Quase eu
Notas sobre o transbordar e a agonia de nunca ser por inteiro
Queria ser insensível a mim.
Queria prescindir de mim, viver a vida em terceira pessoa, talvez.
Espreitar como quem observa de fora, mas não corre o risco de ser.
Porque eu me arrisco demais.
É que às vezes o mundo parece raso demais e eu me machuco tentando nadar.
Queria aniquilar a palavra que pulsa em mim e gozar do silêncio do nada.

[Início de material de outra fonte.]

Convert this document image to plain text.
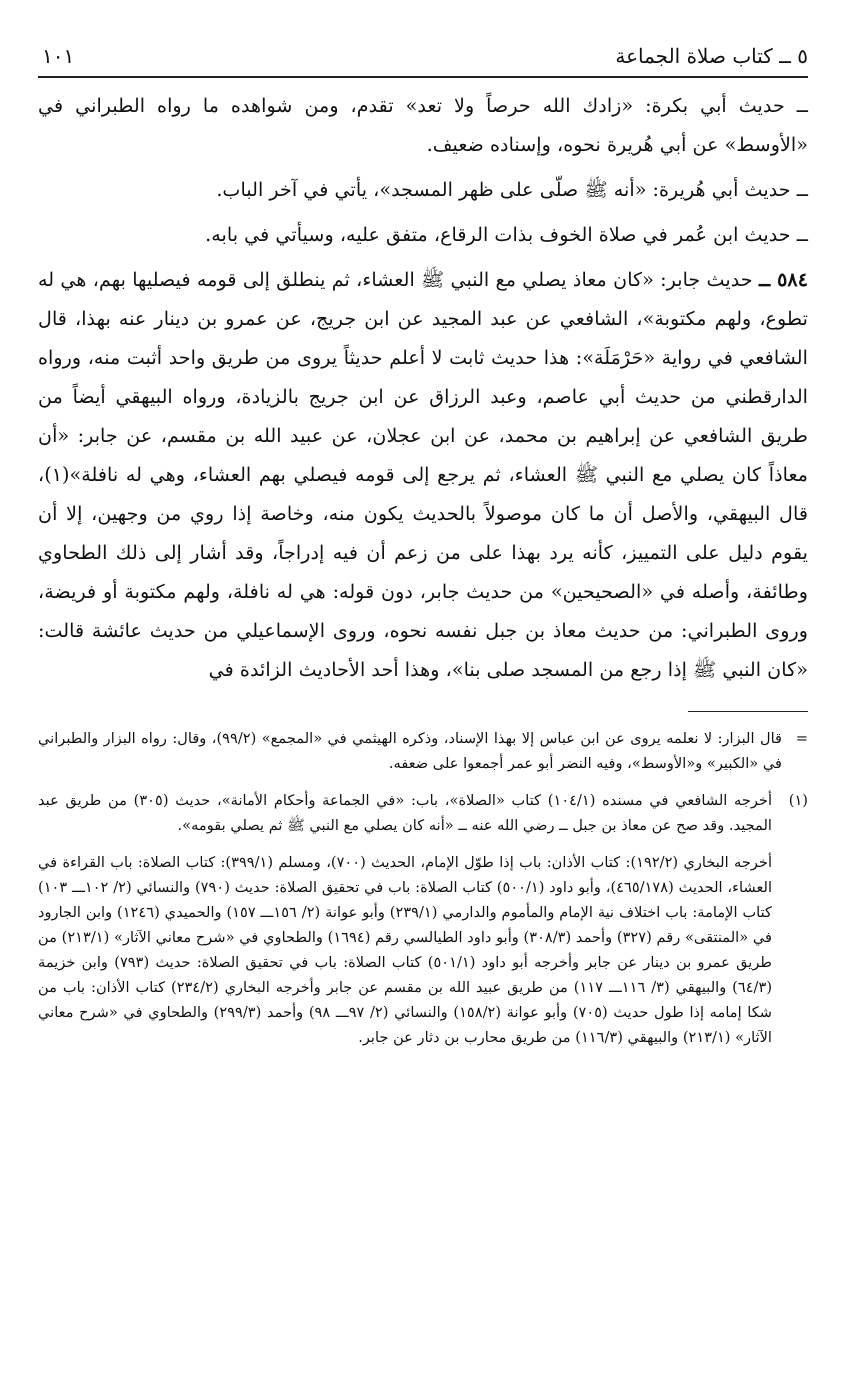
٥ ــ كتاب صلاة الجماعة
١٠١

ــ حديث أبي بكرة: «زادك الله حرصاً ولا تعد» تقدم، ومن شواهده ما رواه الطبراني في «الأوسط» عن أبي هُريرة نحوه، وإسناده ضعيف.

ــ حديث أبي هُريرة: «أنه ﷺ صلّى على ظهر المسجد»، يأتي في آخر الباب.

ــ حديث ابن عُمر في صلاة الخوف بذات الرقاع، متفق عليه، وسيأتي في بابه.

٥٨٤ ــ حديث جابر: «كان معاذ يصلي مع النبي ﷺ العشاء، ثم ينطلق إلى قومه فيصليها بهم، هي له تطوع، ولهم مكتوبة»، الشافعي عن عبد المجيد عن ابن جريج، عن عمرو بن دينار عنه بهذا، قال الشافعي في رواية «حَرْمَلَة»: هذا حديث ثابت لا أعلم حديثاً يروى من طريق واحد أثبت منه، ورواه الدارقطني من حديث أبي عاصم، وعبد الرزاق عن ابن جريج بالزيادة، ورواه البيهقي أيضاً من طريق الشافعي عن إبراهيم بن محمد، عن ابن عجلان، عن عبيد الله بن مقسم، عن جابر: «أن معاذاً كان يصلي مع النبي ﷺ العشاء، ثم يرجع إلى قومه فيصلي بهم العشاء، وهي له نافلة»(١)، قال البيهقي، والأصل أن ما كان موصولاً بالحديث يكون منه، وخاصة إذا روي من وجهين، إلا أن يقوم دليل على التمييز، كأنه يرد بهذا على من زعم أن فيه إدراجاً، وقد أشار إلى ذلك الطحاوي وطائفة، وأصله في «الصحيحين» من حديث جابر، دون قوله: هي له نافلة، ولهم مكتوبة أو فريضة، وروى الطبراني: من حديث معاذ بن جبل نفسه نحوه، وروى الإسماعيلي من حديث عائشة قالت: «كان النبي ﷺ إذا رجع من المسجد صلى بنا»، وهذا أحد الأحاديث الزائدة في

=
قال البزار: لا نعلمه يروى عن ابن عباس إلا بهذا الإسناد، وذكره الهيثمي في «المجمع» (٩٩/٢)، وقال: رواه البزار والطبراني في «الكبير» و«الأوسط»، وفيه النضر أبو عمر أجمعوا على ضعفه.

(١)
أخرجه الشافعي في مسنده (١٠٤/١) كتاب «الصلاة»، باب: «في الجماعة وأحكام الأمانة»، حديث (٣٠٥) من طريق عبد المجيد. وقد صح عن معاذ بن جبل ــ رضي الله عنه ــ «أنه كان يصلي مع النبي ﷺ ثم يصلي بقومه».

أخرجه البخاري (١٩٢/٢): كتاب الأذان: باب إذا طوّل الإمام، الحديث (٧٠٠)، ومسلم (٣٩٩/١): كتاب الصلاة: باب القراءة في العشاء، الحديث (٤٦٥/١٧٨)، وأبو داود (٥٠٠/١) كتاب الصلاة: باب في تحقيق الصلاة: حديث (٧٩٠) والنسائي (٢/ ١٠٢ـــ ١٠٣) كتاب الإمامة: باب اختلاف نية الإمام والمأموم والدارمي (٢٣٩/١) وأبو عوانة (٢/ ١٥٦ـــ ١٥٧) والحميدي (١٢٤٦) وابن الجارود في «المنتقى» رقم (٣٢٧) وأحمد (٣٠٨/٣) وأبو داود الطيالسي رقم (١٦٩٤) والطحاوي في «شرح معاني الآثار» (٢١٣/١) من طريق عمرو بن دينار عن جابر وأخرجه أبو داود (٥٠١/١) كتاب الصلاة: باب في تحقيق الصلاة: حديث (٧٩٣) وابن خزيمة (٦٤/٣) والبيهقي (٣/ ١١٦ـــ ١١٧) من طريق عبيد الله بن مقسم عن جابر وأخرجه البخاري (٢٣٤/٢) كتاب الأذان: باب من شكا إمامه إذا طول حديث (٧٠٥) وأبو عوانة (١٥٨/٢) والنسائي (٢/ ٩٧ـــ ٩٨) وأحمد (٢٩٩/٣) والطحاوي في «شرح معاني الآثار» (٢١٣/١) والبيهقي (١١٦/٣) من طريق محارب بن دثار عن جابر.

Da ausência, da falta, da inexistência.
Será que para viver eu tenho que sacrificar a mim?
Será que o meu destino é simplesmente o de nunca ser?
Afinal, em quem me torno quando sou mais falta do que presença?
Quem sou eu quando sou pela metade?
E como ser metade se eu nunca soube o que é ser? Eu só fui sendo.
Eu sou sempre demais, exagero, inundação, abundância e, às vezes, esse excesso me engole… ou sou em quem se põe a ser engolido. Não sei.
Sou expansivo demais, não consigo caber. Às vezes transbordo até em mim.
Sou aquele tsunami que destrói cada ponto de uma cidade e também sou a cidade destruída.
Como eu poderia explicar que meu maior medo é o de simplesmente ser?
Parece que eu sempre estou a dois ou três passos à frente, tirando as pedras de um caminho que ninguém pediu.
Eu tenho a urgência de sentir, e por isso, estou sempre correndo, mesmo sem saber exatamente para onde.
Sou barulhento. Sou som no meio do silêncio, sou certeza no meio das dúvidas.
Sou fogo na chuva. Sou vermelho no azul, mas ninguém me deixa avermelhar.
Tenho que temperar a água, nunca fervo por completo, nunca chego a transbordar.
Eu sou uma declaração quase feita, um círculo quase perfeito, um copo metade cheio.
Sou o pré-clímax, mas nunca desfecho.
Mesmo queimando por dentro, não há chamas externas.
Talvez essa seja minha maldição: nunca consumar minha queima.